Es fundamental demostrar que la clase trabajadora rusa tiene sus propios motivos para luchar por la paz, que son independientes de Occidente. Y que esta paz no comportará una derrota militar, una nueva humillación nacional o la fragmentación territorial de Rusia, sino que devolverá nuestro país a su auténtica propietaria: la mayoría trabajadora de la población. La izquierda debe combatir el complejo de culpa colectivo que algunos críticos de Putin achacan al pueblo. En manos de la propaganda progubernamental, esta es una herramienta muy eficaz para unir a la gente alrededor de la bandera nacional.
La trágica verdad es que la guerra que inició Putin no constituye una mera aventura aleatoria. Los 30 años de historia postsoviética nos han conducido a esta catástrofe. La tremenda desigualdad social se convirtió en el fundamento de la dictadura, porque la mayoría pobre perdió, además del control de la propiedad, su voz política. La mayoría de regímenes que han llegado al poder sobre las ruinas de la URSS han hecho uso de un vergonzoso parloteo nacionalista y xenófobo a lo largo de todos estos años. Enfrentando a las naciones entre sí, los oligarcas reforzaron su poder antes de llevarnos finalmente a la guerra.
En última instancia, en el mismo cimiento del sentimiento nacional ruso actual se halla el golpe militar llevado a cabo por el predecesor de Vladímir Putin, Borís Yeltsin, en 1993, con el pleno apoyo de los gobiernos occidentales.

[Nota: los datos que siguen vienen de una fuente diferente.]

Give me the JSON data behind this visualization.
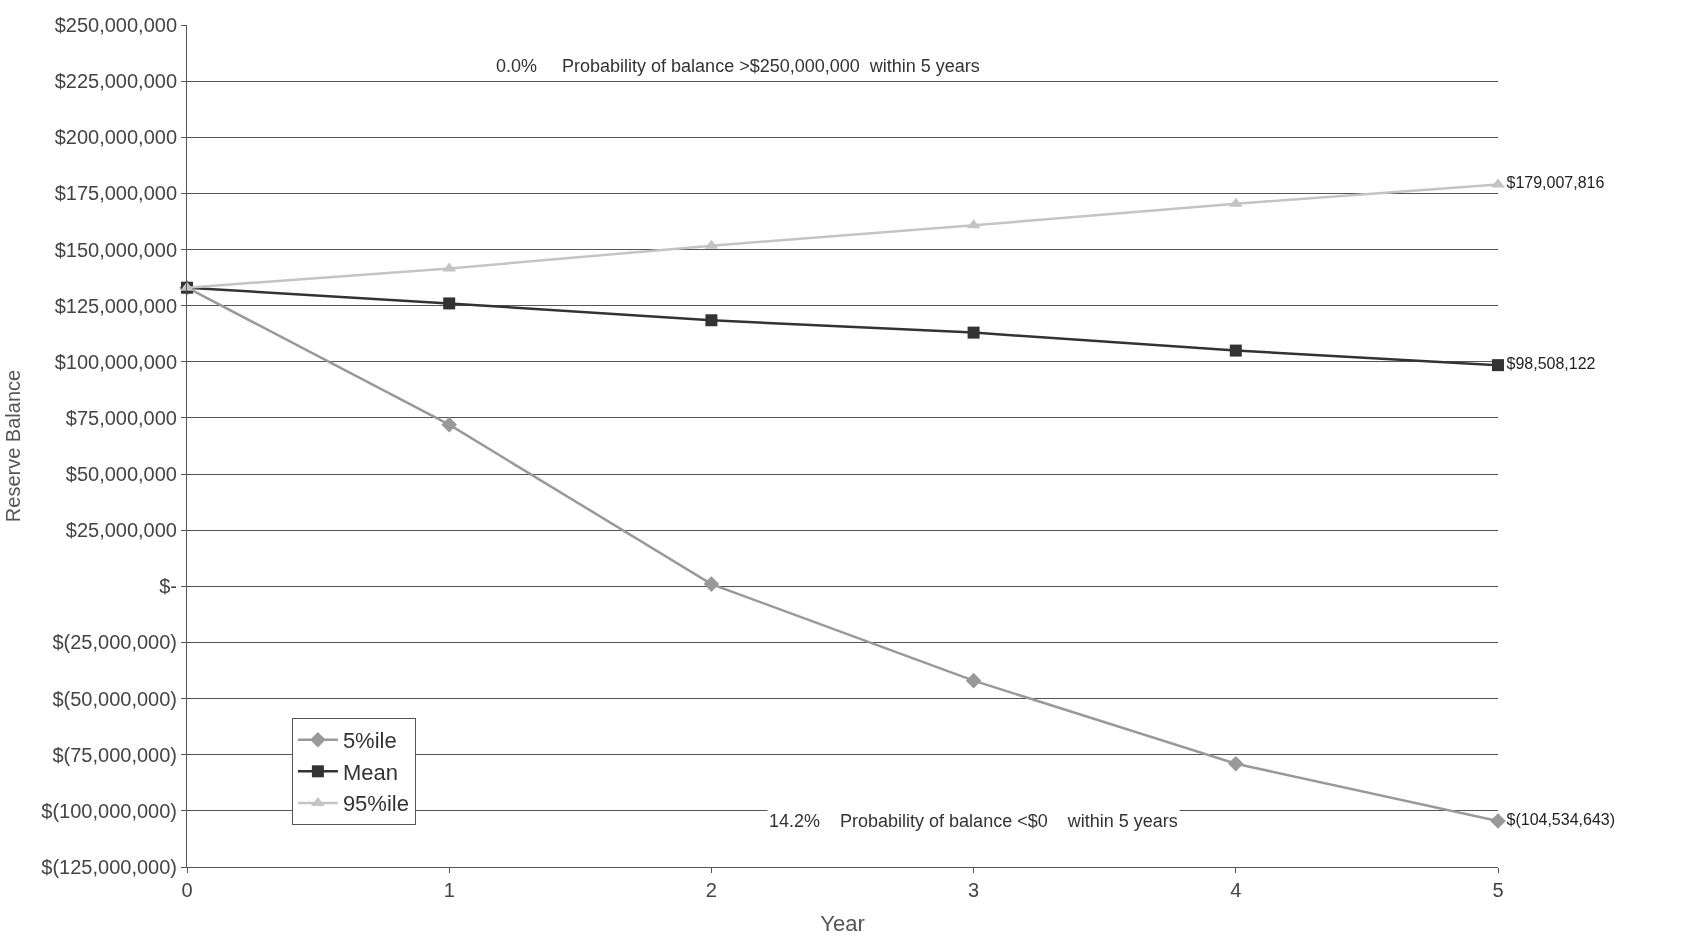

En aquel entonces, el gobierno hizo que los tanques bombardearan el parlamento en nombre de la democracia y acalló a la clase trabajadora durante décadas, que olvidó su fuerza colectiva. Hoy solo recogemos los frutos de esa sociedad de desigualdad y explotación. La clase obrera rusa tendrá que cambiar su país de pies a cabeza para parar esta guerra. Es la simple verdad. Y solo la izquierda rusa puede llevarlo a cabo. No hay nadie más.